普通的 reduce() 會直接把每一個 partition 的 reduce 結果送回 driver machine 做最後運算,當 partition 很多和每個 partition 的資料量很大的時候可能會是一個瓶頸。這時候你可以改用 treeReduce(),不過使用不當的話反而會有反效果。

類似的關係還有 aggregate()treeAggregate()

ref:
https://umbertogriffo.gitbooks.io/apache-spark-best-practices-and-tuning/content/treereduce_and_treeaggregate_demystified.html

groupByKey()

以下的 key 指的就是 row[0]

很多時候會建議避免使用 groupByKey(),改用 reduceByKey(), aggregateByKey(), foldByKey(), combineByKey()

When to avoid groupByKey():

  • If operataion is expressed using groupByKey followed by associative and commutative reducing operation on values (sum, count, max / min) it should be replaced by reduceByKey.
  • If operation can be expressed using a comination of local sequence operation and merge operation (online variance / mean, top-n observations) it should be expressed with combineByKey or aggregateByKey.
  • If final goal is to traverse values in a specific order (groupByKey followed by sorting values followed by iteration) it can be typically rewritten as repartitionAndSortWithinPartitions with custom partitioner and ordering followed by mapPartitions.

Spark Best Practices
https://github.com/beeva/beeva-best-practices/blob/master/big_data/spark/README.md

RDD actions and Transformations by Example
https://github.com/awesome-spark/spark-gotchas/blob/master/04_rdd_actions_and_transformations_by_example.md

Avoid groupByKey when performing an associative reductive operation
https://umbertogriffo.gitbooks.io/apache-spark-best-practices-and-tuning/content/avoid_groupbykey_when_performing_an_associative_re.html

reduceByKey()

matrix = [
    (1, 1, 1),
    (1, 2, 1),
    (1, 3, 1),
    (1, 6, 0),
    (2, 6, 1),
    (3, 1, 1),
    (3, 5, 1),
    (4, 1, 0),
    (4, 4, 1),
]
df = spark.createDataFrame(matrix, ['k', 'v', 'whatever'])

df.rdd \
    .map(lambda row: (row[0], row[1])) \
    .reduceByKey(lambda x, y: x + y) \
    .collect()
# map() => [(1, 1), (1, 2), (1, 3), (1, 6), (2, 6), (3, 1), (3, 5), (4, 1), (4, 4)]
# reduceByKey() => [(1, 12), (2, 6), (3, 6), (4, 5)]
matrix = [
    (1, [[100, 1.0], [200, 2.0]]),
    (2, [[300, 3.0]]),
    (2, [[400, 4.0], [600, 6.0]]),
    (2, [[500, 5.0]]),
]
df = spark.createDataFrame(matrix, ['user', 'recommendations'])
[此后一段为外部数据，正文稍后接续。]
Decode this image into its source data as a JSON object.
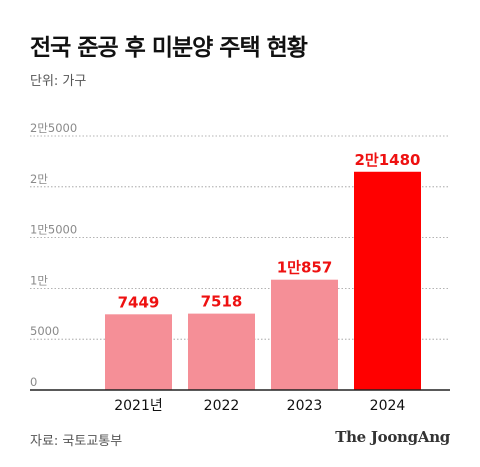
{
  "title": "전국 준공 후 미분양 주택 현황",
  "unit_label": "단위: 가구",
  "source": "자료: 국토교통부",
  "brand": "The JoongAng",
  "colors": {
    "bar_normal": "#f58f97",
    "bar_highlight": "#ff0000",
    "label_color": "#ee1111",
    "grid": "#9a9a9a",
    "tick_text": "#8a8a8a"
  },
  "chart_data": {
    "type": "bar",
    "categories": [
      "2021년",
      "2022",
      "2023",
      "2024"
    ],
    "values": [
      7449,
      7518,
      10857,
      21480
    ],
    "data_labels": [
      "7449",
      "7518",
      "1만857",
      "2만1480"
    ],
    "highlight_index": 3,
    "ylim": [
      0,
      25000
    ],
    "yticks": [
      0,
      5000,
      10000,
      15000,
      20000,
      25000
    ],
    "ytick_labels": [
      "0",
      "5000",
      "1만",
      "1만5000",
      "2만",
      "2만5000"
    ],
    "grid": true
  }
}
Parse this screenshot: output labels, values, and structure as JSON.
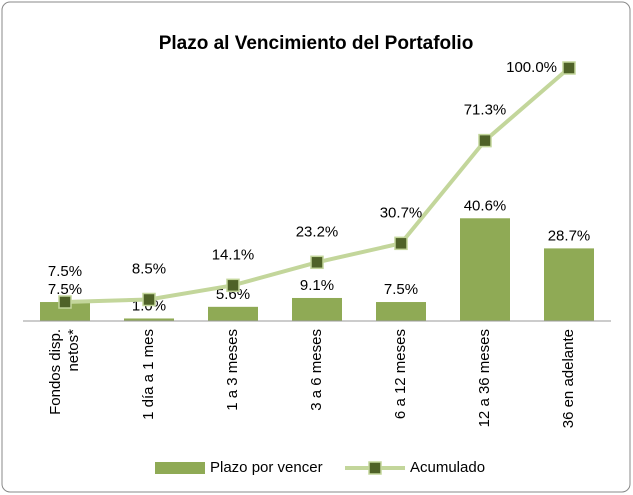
{
  "chart_data": {
    "type": "bar-line",
    "title": "Plazo al Vencimiento del Portafolio",
    "categories": [
      "Fondos disp. netos*",
      "1 día a 1 mes",
      "1 a 3 meses",
      "3 a 6 meses",
      "6 a 12 meses",
      "12 a 36 meses",
      "36 en adelante"
    ],
    "ylim": [
      0,
      100
    ],
    "series": [
      {
        "name": "Plazo por vencer",
        "type": "bar",
        "color": "#8faa55",
        "values": [
          7.5,
          1.0,
          5.6,
          9.1,
          7.5,
          40.6,
          28.7
        ],
        "value_labels": [
          "7.5%",
          "1.0%",
          "5.6%",
          "9.1%",
          "7.5%",
          "40.6%",
          "28.7%"
        ]
      },
      {
        "name": "Acumulado",
        "type": "line",
        "color": "#c3d69b",
        "marker_color": "#4f6228",
        "values": [
          7.5,
          8.5,
          14.1,
          23.2,
          30.7,
          71.3,
          100.0
        ],
        "value_labels": [
          "7.5%",
          "8.5%",
          "14.1%",
          "23.2%",
          "30.7%",
          "71.3%",
          "100.0%"
        ]
      }
    ]
  }
}
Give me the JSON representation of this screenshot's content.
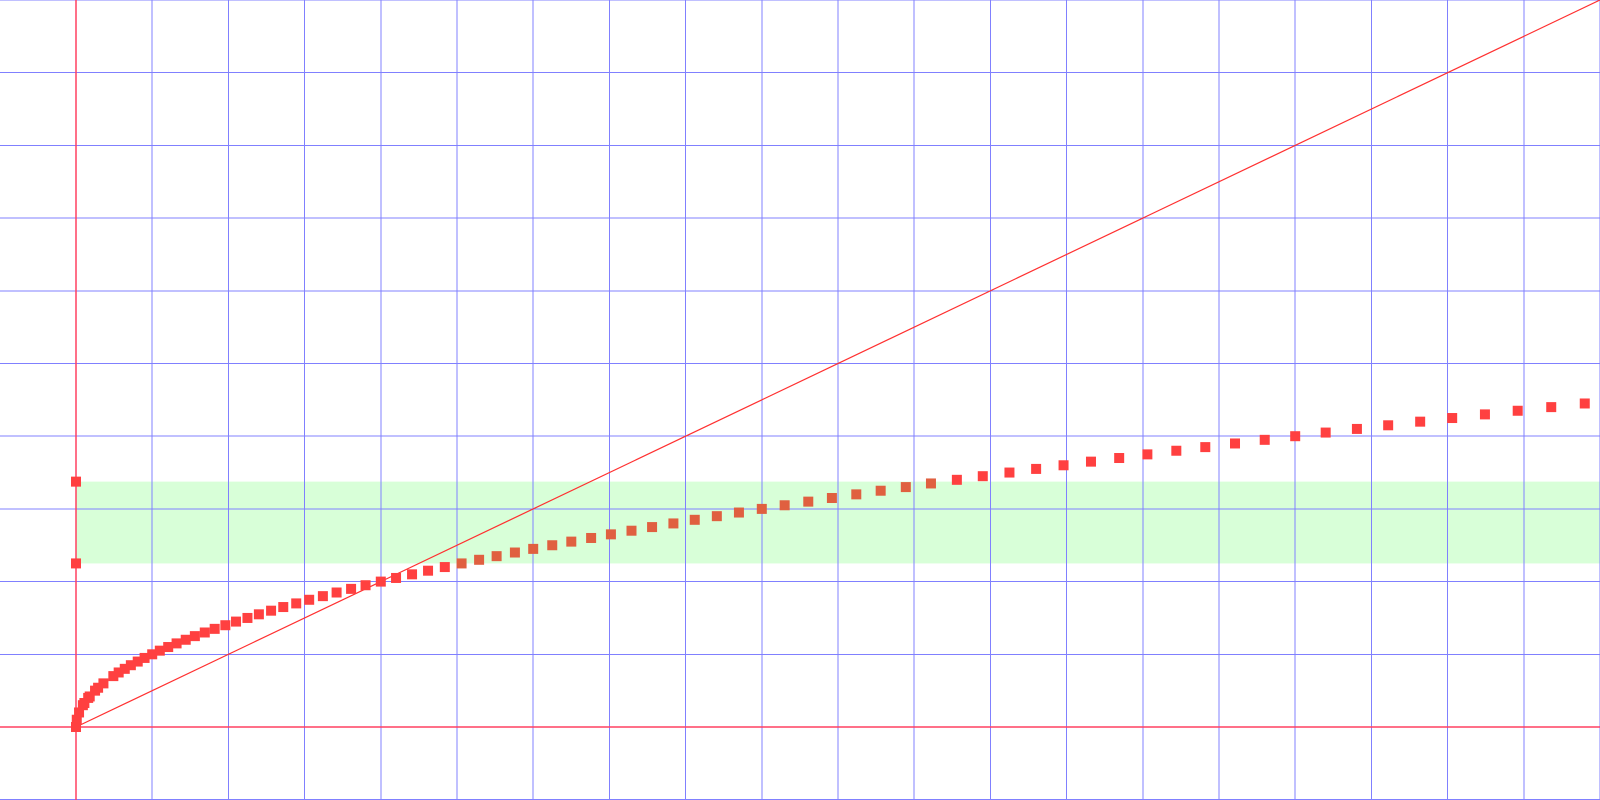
{
  "chart_data": {
    "type": "scatter",
    "title": "",
    "xlabel": "",
    "ylabel": "",
    "xlim": [
      -1,
      20
    ],
    "ylim": [
      -1,
      10
    ],
    "grid": true,
    "grid_step": 1,
    "colors": {
      "grid": "#8080ff",
      "axes": "#ff4060",
      "line": "#ff3030",
      "points": "#ff4040",
      "points_in_band": "#e06040",
      "band": "#d8ffd8"
    },
    "band": {
      "y_from": 2.25,
      "y_to": 3.375
    },
    "band_markers": [
      {
        "x": 0,
        "y": 2.25
      },
      {
        "x": 0,
        "y": 3.375
      }
    ],
    "line": {
      "x": [
        0,
        20
      ],
      "y": [
        0,
        10
      ]
    },
    "series": [
      {
        "values": [
          [
            0,
            0
          ],
          [
            0.01,
            0.1
          ],
          [
            0.04,
            0.2
          ],
          [
            0.09,
            0.3
          ],
          [
            0.16,
            0.4
          ],
          [
            0.25,
            0.5
          ],
          [
            0.36,
            0.6
          ],
          [
            0.49,
            0.7
          ],
          [
            0.64,
            0.8
          ],
          [
            0.81,
            0.9
          ],
          [
            1.0,
            1.0
          ],
          [
            1.21,
            1.1
          ],
          [
            1.44,
            1.2
          ],
          [
            1.69,
            1.3
          ],
          [
            1.96,
            1.4
          ],
          [
            2.25,
            1.5
          ],
          [
            2.56,
            1.6
          ],
          [
            2.89,
            1.7
          ],
          [
            3.24,
            1.8
          ],
          [
            3.61,
            1.9
          ],
          [
            4.0,
            2.0
          ],
          [
            4.41,
            2.1
          ],
          [
            4.84,
            2.2
          ],
          [
            5.29,
            2.3
          ],
          [
            5.76,
            2.4
          ],
          [
            6.25,
            2.5
          ],
          [
            6.76,
            2.6
          ],
          [
            7.29,
            2.7
          ],
          [
            7.84,
            2.8
          ],
          [
            8.41,
            2.9
          ],
          [
            9.0,
            3.0
          ],
          [
            9.61,
            3.1
          ],
          [
            10.24,
            3.2
          ],
          [
            10.89,
            3.3
          ],
          [
            11.56,
            3.4
          ],
          [
            12.25,
            3.5
          ],
          [
            12.96,
            3.6
          ],
          [
            13.69,
            3.7
          ],
          [
            14.44,
            3.8
          ],
          [
            15.21,
            3.9
          ],
          [
            16.0,
            4.0
          ],
          [
            16.81,
            4.1
          ],
          [
            17.64,
            4.2
          ],
          [
            18.49,
            4.3
          ],
          [
            19.36,
            4.4
          ],
          [
            0.11,
            0.33
          ],
          [
            0.18,
            0.42
          ],
          [
            0.29,
            0.54
          ],
          [
            0.56,
            0.75
          ],
          [
            0.72,
            0.85
          ],
          [
            0.9,
            0.95
          ],
          [
            1.1,
            1.05
          ],
          [
            1.32,
            1.15
          ],
          [
            1.56,
            1.25
          ],
          [
            1.82,
            1.35
          ],
          [
            2.1,
            1.45
          ],
          [
            2.4,
            1.55
          ],
          [
            2.72,
            1.65
          ],
          [
            3.06,
            1.75
          ],
          [
            3.42,
            1.85
          ],
          [
            3.8,
            1.95
          ],
          [
            4.2,
            2.05
          ],
          [
            4.62,
            2.15
          ],
          [
            5.06,
            2.25
          ],
          [
            5.52,
            2.35
          ],
          [
            6.0,
            2.45
          ],
          [
            6.5,
            2.55
          ],
          [
            7.02,
            2.65
          ],
          [
            7.56,
            2.75
          ],
          [
            8.12,
            2.85
          ],
          [
            8.7,
            2.95
          ],
          [
            9.3,
            3.05
          ],
          [
            9.92,
            3.15
          ],
          [
            10.56,
            3.25
          ],
          [
            11.22,
            3.35
          ],
          [
            11.9,
            3.45
          ],
          [
            12.6,
            3.55
          ],
          [
            13.32,
            3.65
          ],
          [
            14.06,
            3.75
          ],
          [
            14.82,
            3.85
          ],
          [
            15.6,
            3.95
          ],
          [
            16.4,
            4.05
          ],
          [
            17.22,
            4.15
          ],
          [
            18.06,
            4.25
          ],
          [
            18.92,
            4.35
          ],
          [
            19.8,
            4.45
          ]
        ]
      }
    ]
  }
}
def merge_recommendations(recommendations1, recommendations2):
    return recommendations1 + recommendations2

def slice_recommendations(row, candidate_k):
    user, recommendations = row
    sliced_recommendations = sorted(recommendations, key=lambda recommendation: recommendation.rating, reverse=True)[:candidate_k + 5]
    return (user, sliced_recommendations)

full_rdd = df \
    .rdd \
    .reduceByKey(lambda x, y: merge_recommendations(x, y)) \
    .map(lambda row: slice_recommendations(row, candidate_k))
final_df = spark.createDataFrame(full_rdd, ['user', 'recommendations'])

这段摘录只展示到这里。